Although the move signifies the close of a 16-year mission as part of the Continuous Bomber Presence mission, the change doesn’t mean strategic bombers won’t operate in the Indo-Pacific anymore, the Air Force said.

“In line with the National Defense Strategy, the United States has transitioned to an approach that enables strategic bombers to operate forward in the Indo-Pacific region from a broader array of overseas locations, when required, and with greater operational resilience, while these bombers are permanently based in the United States,” Air Force Global Strike Command said in a statement.

“U.S. strategic bombers will continue to operate in the Indo-Pacific, to include Guam, at the timing and tempo of our choosing,” the statement said.

Air Force Strike Command did not disclose to Air Force Times specific locations where the aircraft will operate in the region, citing operational security concerns. However, the command said the Air Force will keep training with allies and continue to evaluate its overseas posture.

“We will maximize all opportunities to train alongside our allies and partners to build interoperability and bolster our collective ability to be operationally unpredictable,” the command said. “We continually reassess our overseas posture and adjust to meet the requirements of the Joint Force and combatant commanders as well as our treaty commitments.”

The decision follows a so-called “elephant walk” on Andersen’s runway on April 13, where five B-52 strategic bombers joined an Air Force RQ-4 Global Hawk, KC-135 Stratotankers, a Navy MQ-4C Triton, and a Navy MH-60S Knighthawk stationed in Guam.

The “elephant walk” came days after the Chinese aircraft carrier Liaoning and its strike group made its way through the Miyako Strait near Japan and Taiwan, according to the South China Morning Post. Guam is more than 2,500 miles from Beijing.

According to The Drive, who was the first to report on the development, the official Defense Visual Information Distribution Service also posted photos on April 14 of B-52s in Guam and labeled the images “Last Continuous Bomber Presence Mission on Guam.” The titles were subsequently modified to “Andersen remains ready.”

Air Force Global Strike Command additionally foreshadowed a potential shakeup in a social media post on Thursday.

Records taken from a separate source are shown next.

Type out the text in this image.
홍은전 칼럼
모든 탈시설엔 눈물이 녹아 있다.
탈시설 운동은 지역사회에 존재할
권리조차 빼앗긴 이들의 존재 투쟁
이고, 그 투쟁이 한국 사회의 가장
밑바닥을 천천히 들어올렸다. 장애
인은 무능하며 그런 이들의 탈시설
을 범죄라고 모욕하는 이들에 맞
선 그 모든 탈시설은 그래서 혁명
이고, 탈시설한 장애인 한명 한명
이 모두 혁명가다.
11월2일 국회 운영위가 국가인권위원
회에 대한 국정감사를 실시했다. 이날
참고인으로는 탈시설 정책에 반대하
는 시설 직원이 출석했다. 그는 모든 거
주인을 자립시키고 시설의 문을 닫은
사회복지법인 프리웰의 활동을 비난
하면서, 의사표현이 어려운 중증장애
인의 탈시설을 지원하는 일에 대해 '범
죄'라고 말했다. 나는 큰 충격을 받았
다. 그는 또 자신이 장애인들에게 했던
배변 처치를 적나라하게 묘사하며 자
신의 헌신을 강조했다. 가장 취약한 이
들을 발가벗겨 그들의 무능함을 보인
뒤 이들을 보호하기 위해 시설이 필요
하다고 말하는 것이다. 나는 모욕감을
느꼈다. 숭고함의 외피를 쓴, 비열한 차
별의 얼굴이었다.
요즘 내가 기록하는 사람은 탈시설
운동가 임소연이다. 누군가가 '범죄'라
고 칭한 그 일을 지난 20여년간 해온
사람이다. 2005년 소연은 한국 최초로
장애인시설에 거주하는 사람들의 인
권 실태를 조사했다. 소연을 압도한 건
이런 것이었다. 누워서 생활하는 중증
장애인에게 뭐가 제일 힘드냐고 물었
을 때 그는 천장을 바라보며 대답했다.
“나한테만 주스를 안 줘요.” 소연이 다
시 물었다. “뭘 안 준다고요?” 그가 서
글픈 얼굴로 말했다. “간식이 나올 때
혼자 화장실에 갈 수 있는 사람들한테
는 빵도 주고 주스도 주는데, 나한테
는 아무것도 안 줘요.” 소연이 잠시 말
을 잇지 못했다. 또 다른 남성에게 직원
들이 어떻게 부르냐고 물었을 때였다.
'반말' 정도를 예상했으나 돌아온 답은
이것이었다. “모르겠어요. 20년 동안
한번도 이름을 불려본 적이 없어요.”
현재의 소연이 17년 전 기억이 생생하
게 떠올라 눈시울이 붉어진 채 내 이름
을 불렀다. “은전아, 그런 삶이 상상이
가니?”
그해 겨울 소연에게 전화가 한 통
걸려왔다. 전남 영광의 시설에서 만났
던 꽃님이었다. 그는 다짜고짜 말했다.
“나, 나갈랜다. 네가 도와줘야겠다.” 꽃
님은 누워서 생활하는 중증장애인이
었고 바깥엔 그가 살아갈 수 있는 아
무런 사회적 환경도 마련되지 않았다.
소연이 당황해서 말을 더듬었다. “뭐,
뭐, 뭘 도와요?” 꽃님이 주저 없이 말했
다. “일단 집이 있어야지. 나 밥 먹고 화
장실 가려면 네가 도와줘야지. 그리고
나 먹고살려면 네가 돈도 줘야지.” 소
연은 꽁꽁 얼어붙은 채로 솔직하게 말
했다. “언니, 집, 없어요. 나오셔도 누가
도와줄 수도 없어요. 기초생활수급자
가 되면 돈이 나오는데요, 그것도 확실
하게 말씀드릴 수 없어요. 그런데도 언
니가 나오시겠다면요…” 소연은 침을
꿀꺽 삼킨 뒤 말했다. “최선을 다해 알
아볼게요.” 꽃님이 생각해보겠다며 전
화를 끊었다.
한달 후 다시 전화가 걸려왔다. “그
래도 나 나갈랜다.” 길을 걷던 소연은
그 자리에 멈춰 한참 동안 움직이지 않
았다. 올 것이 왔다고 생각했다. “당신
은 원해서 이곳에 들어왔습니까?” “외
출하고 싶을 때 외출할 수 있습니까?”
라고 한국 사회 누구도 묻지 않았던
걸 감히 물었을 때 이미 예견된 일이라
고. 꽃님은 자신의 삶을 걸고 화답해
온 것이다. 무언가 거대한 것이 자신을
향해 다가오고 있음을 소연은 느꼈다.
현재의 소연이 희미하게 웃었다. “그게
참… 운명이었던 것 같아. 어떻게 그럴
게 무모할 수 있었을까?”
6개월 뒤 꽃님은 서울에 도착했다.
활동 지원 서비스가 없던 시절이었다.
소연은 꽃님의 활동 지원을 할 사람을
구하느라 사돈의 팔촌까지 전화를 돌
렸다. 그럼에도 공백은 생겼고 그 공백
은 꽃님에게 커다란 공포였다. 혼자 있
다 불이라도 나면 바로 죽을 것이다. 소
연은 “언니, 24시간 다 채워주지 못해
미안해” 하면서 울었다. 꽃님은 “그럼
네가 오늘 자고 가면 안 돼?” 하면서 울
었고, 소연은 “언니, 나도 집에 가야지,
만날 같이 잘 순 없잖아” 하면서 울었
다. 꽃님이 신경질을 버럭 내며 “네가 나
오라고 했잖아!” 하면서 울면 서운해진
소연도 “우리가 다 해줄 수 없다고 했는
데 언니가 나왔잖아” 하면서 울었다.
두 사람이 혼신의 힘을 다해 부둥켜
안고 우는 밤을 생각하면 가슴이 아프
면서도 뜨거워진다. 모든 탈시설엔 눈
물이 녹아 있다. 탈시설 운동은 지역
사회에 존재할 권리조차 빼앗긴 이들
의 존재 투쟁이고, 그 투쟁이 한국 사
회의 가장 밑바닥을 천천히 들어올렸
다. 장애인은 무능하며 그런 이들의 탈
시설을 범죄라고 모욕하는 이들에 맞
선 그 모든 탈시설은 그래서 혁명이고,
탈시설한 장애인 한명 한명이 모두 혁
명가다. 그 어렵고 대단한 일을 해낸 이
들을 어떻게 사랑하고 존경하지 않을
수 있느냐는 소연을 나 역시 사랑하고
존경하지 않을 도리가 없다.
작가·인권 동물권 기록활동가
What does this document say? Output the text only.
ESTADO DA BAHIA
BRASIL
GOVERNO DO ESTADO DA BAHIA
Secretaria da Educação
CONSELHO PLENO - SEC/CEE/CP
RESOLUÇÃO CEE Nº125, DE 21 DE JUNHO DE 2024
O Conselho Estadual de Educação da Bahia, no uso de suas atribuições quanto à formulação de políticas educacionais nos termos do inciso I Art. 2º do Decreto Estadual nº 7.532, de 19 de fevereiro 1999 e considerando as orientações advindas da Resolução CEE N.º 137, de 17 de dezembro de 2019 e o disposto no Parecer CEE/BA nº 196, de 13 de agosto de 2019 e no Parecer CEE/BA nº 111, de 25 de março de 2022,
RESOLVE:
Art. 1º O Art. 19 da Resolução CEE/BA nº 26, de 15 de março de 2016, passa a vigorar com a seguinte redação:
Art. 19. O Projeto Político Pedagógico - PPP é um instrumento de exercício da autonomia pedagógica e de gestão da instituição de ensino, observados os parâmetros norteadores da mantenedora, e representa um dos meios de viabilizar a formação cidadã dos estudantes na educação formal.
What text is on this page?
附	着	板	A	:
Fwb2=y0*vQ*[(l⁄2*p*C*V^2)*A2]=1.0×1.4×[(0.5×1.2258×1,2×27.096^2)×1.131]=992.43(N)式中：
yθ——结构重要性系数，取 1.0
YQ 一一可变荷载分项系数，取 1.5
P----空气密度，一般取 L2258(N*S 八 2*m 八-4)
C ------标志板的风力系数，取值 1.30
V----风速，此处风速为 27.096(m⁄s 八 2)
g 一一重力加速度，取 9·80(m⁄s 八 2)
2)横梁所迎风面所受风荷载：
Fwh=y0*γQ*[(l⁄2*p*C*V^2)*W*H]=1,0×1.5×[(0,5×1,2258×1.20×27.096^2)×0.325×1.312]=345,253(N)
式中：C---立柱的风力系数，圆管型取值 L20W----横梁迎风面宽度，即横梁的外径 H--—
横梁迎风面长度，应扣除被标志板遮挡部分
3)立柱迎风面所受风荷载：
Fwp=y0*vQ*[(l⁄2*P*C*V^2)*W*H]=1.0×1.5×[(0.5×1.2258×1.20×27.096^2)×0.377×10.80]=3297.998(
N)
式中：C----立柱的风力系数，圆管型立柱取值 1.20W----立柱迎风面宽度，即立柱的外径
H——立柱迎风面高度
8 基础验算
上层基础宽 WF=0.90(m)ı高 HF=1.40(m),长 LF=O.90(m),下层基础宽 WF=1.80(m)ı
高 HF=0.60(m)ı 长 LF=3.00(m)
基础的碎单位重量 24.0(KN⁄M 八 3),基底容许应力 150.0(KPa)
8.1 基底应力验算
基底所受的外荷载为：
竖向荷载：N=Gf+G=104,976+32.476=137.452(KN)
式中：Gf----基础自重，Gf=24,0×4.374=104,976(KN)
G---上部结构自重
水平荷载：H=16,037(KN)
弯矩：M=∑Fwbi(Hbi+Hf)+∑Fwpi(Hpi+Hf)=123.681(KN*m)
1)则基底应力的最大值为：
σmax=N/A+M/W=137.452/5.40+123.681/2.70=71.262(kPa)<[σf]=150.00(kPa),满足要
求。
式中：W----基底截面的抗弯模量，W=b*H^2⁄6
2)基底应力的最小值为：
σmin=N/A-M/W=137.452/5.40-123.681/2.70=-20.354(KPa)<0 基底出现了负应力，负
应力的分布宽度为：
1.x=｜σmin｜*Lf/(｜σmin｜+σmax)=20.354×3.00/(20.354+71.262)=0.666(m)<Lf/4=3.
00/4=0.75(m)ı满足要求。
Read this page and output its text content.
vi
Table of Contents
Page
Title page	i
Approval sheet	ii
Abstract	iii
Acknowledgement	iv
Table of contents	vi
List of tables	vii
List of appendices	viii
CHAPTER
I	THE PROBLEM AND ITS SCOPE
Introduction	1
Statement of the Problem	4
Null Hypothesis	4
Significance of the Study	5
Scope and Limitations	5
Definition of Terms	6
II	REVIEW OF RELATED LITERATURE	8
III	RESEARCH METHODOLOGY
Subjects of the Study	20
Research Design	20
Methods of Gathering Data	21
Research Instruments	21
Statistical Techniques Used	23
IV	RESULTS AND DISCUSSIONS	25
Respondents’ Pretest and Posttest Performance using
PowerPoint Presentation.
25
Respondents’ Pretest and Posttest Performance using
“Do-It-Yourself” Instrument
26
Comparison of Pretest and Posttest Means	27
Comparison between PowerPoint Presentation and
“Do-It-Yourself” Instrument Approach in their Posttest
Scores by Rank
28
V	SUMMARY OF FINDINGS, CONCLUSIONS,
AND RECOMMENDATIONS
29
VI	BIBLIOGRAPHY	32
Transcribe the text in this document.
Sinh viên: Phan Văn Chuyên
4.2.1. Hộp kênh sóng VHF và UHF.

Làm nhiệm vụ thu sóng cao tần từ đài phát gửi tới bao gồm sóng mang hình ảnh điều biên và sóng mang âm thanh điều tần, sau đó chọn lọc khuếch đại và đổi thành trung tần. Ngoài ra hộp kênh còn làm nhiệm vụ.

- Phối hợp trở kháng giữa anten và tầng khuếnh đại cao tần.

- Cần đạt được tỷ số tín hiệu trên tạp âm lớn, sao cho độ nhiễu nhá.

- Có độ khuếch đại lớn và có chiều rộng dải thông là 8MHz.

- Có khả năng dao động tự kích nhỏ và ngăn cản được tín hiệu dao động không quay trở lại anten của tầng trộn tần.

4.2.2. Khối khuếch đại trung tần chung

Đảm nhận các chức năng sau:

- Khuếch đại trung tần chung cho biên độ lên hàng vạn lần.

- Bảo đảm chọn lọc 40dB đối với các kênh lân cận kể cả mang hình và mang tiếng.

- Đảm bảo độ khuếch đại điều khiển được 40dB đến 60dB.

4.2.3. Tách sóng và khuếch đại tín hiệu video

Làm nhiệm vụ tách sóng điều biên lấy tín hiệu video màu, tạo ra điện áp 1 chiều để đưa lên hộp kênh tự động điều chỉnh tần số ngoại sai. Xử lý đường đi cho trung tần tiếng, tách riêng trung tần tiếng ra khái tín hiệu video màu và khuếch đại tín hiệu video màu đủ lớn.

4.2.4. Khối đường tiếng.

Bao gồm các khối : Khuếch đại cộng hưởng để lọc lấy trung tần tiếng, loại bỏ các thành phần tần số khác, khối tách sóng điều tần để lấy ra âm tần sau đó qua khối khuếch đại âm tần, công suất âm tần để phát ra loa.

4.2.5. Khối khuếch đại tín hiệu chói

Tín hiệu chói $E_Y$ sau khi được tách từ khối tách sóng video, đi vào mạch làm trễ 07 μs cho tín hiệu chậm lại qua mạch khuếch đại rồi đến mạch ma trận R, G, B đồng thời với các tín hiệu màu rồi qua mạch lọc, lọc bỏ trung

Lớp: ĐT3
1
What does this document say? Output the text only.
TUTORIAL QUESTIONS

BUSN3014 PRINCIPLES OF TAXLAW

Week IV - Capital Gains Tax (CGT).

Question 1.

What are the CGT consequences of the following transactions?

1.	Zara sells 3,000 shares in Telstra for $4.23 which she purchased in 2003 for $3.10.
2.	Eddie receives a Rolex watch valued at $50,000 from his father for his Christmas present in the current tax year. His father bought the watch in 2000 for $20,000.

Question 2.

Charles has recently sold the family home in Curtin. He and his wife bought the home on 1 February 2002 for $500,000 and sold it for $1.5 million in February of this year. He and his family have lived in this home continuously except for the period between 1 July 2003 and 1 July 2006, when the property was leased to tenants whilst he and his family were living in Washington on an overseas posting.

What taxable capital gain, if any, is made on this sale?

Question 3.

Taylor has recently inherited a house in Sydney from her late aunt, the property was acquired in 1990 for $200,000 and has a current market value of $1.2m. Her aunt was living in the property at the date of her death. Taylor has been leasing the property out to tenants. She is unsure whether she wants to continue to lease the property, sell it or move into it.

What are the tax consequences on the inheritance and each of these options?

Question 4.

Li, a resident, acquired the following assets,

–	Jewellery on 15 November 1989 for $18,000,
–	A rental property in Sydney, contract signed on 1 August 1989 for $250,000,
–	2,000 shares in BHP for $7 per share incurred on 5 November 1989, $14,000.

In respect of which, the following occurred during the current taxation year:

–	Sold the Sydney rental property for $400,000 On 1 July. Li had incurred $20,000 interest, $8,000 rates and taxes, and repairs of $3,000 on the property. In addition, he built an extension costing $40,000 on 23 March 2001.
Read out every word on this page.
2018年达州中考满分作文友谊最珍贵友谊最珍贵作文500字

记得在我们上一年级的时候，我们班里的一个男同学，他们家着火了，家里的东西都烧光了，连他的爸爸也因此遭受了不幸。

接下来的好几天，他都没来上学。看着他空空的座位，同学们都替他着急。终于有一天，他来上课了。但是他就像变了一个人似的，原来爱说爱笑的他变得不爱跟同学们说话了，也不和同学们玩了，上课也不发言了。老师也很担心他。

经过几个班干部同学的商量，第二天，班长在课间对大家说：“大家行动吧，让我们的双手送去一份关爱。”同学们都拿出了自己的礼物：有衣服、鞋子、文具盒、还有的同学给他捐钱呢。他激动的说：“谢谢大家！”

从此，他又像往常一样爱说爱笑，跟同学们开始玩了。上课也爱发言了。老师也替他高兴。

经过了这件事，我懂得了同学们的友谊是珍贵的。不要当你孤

“Our diverse bomber fleet – B-52, B-1 & B-2 – allows us to respond to global events anytime, anywhere,” Air Force Global Strike Command said in the post. “Whether they’re launched from Louisiana, Guam, or the U.K., long-range strategic bombers have and will remain a bedrock of our deterrence! #DynamicForceEmployment.”

According to the National Defense Strategy former Secretary of Defense Jim Mattis put forth in 2018, the dynamic force employment concept encourages the military to be less predictable. Secretary of Defense Mark Esper has reiterated that his primary objective is implementing the National Defense Strategy and addressing threats from China and Russia.

According to online military aircraft tracker Aircraft Spots, five B-52Hs had left Guam and were headed to Minot Air Force Base in North Dakota on April 16.